BEIRUT // The leader of an ultraconservative Islamic rebel group in Syria was killed in a suicide bombing along with other of its top officials, weakening the ranks of the country’s already shaky armed opposition.
No group immediately claimed responsibility for Tuesday’s attack that killed Hassan Aboud and other leading members of Ahrar Al Sham, part of the strongest front that challenged the Islamic State of Syria and the Levant, which holds wide swaths of territory in Iraq and Syria.
But given that forces loyal to President Bashar Assad’s government do not typically use suicide bombers, it appeared likely that forces in the murky mix of opposition fighters in Syria’s 3-year-old civil war were involved.
The attack struck a high-level meeting of Ahrar Al Sham – or The Islamic Movement of Free Men of the Levant – held in the northwestern town of Ram Hamdan in the Syrian province of Idlib, one of its strongholds.

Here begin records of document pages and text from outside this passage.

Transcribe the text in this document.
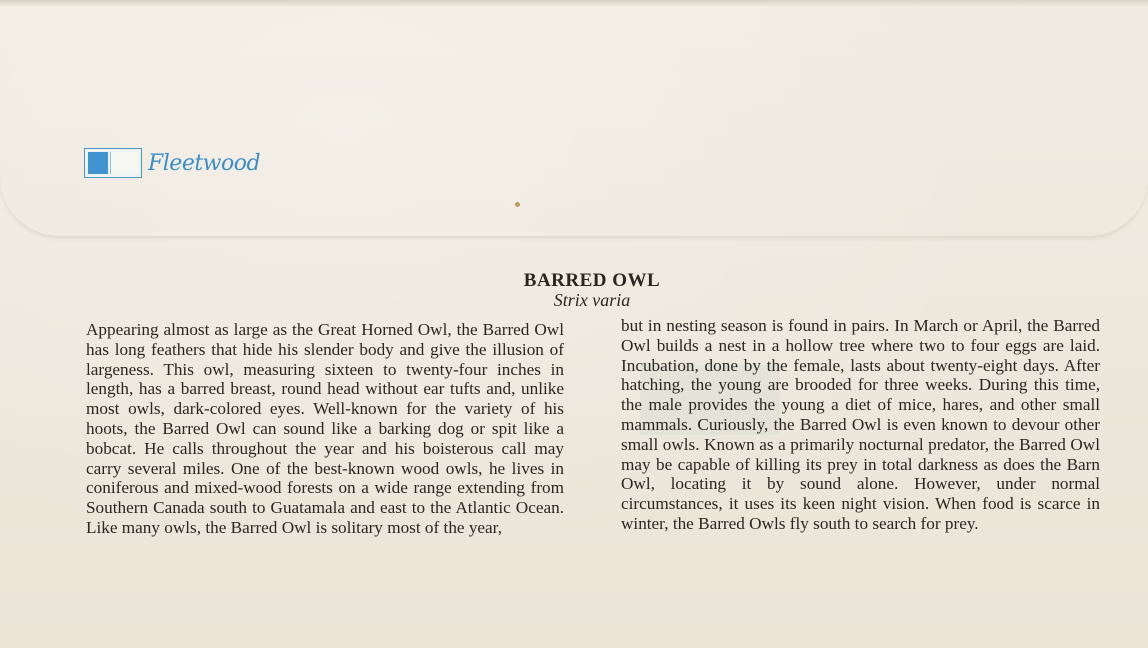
Fleetwood
BARRED OWL
Strix varia

Appearing almost as large as the Great Horned Owl, the Barred Owl has long feathers that hide his slender body and give the illusion of largeness. This owl, measuring sixteen to twenty-four inches in length, has a barred breast, round head without ear tufts and, unlike most owls, dark-colored eyes. Well-known for the variety of his hoots, the Barred Owl can sound like a barking dog or spit like a bobcat. He calls throughout the year and his boisterous call may carry several miles. One of the best-known wood owls, he lives in coniferous and mixed-wood forests on a wide range extending from Southern Canada south to Guatamala and east to the Atlantic Ocean. Like many owls, the Barred Owl is solitary most of the year,

but in nesting season is found in pairs. In March or April, the Barred Owl builds a nest in a hollow tree where two to four eggs are laid. Incubation, done by the female, lasts about twenty-eight days. After hatching, the young are brooded for three weeks. During this time, the male provides the young a diet of mice, hares, and other small mammals. Curiously, the Barred Owl is even known to devour other small owls. Known as a primarily nocturnal predator, the Barred Owl may be capable of killing its prey in total darkness as does the Barn Owl, locating it by sound alone. However, under normal circumstances, it uses its keen night vision. When food is scarce in winter, the Barred Owls fly south to search for prey.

A statement from the group said the blast killed Aboud, also known by the nom de guerre Abu Abdullah Al Hamwi, along with 11 other top leaders.
“They were martyred ... in an explosion inside their meeting headquarters,” said a statement on the Twitter feed of the Islamic Front, the rebel coalition to which it belonged.
The Britain-based Syrian Observatory for Human Rights and Syrian state media also reported Aboud’s death.
An activist collective called the Edlib News Network said over 40 people died in a suicide bombing. The Observatory, which relies on a network of activists in Syria for its reports, said “tens” of people were killed.
Differing casualty figures are routine immediately after attacks in Syria.
Ahrar Al Sham was part of the Islamic Front, an alliance of seven powerful conservative and ultraconservative rebel groups that merged in late November. The Islamic Front wants to bring rule by Shariah law in Syria and rejects the Western-backed Syrian National Coalition, but cooperates with some of their fighters on the ground.
While Ahrar Al Sham was an ultra-conservative group, its leadership, including Aboud, sought to balance “the group’s fundamentalist platform with a relatively pragmatic political strategy”, said Noah Bonsey, a Syria analyst for the International Crisis Group. Aboud had even once met with a top US state department official, Mr Bonsey said.
Mr Bonsey said it was unlikely that Ahrar Al Sham would have been a direct recipient of American aid, because, despite its moderation, it still remained too hard-line for the West. But the bombing likely would significantly disrupt or possibly destroy the group as a whole, he said.
“Ahar Al Sham had been one of the best led and most organised, and overall, one of the most effective groups on the ground,” Mr Bonsey said. “It’s a loss of talent within the rebel spectrum as a whole. Ahrar Al Sham was one of the strongest, if not the strongest rebel group, and the question is, what will it look like going forward?”
Syria’s conflict began as large demonstrations against Mr Assad’s rule that collapsed into a war with sectarian undertones. Rebels are overwhelmingly from Syria’s Sunni Muslim majority. Many in Syria’s minority groups have backed Mr Assad or remained neutral, fearing for their fates should rebels come to power.
The conflict has been further complicated by militants of the ISIL group, whose mass killings, beheadings and targeting of minority groups has sparked international outrage.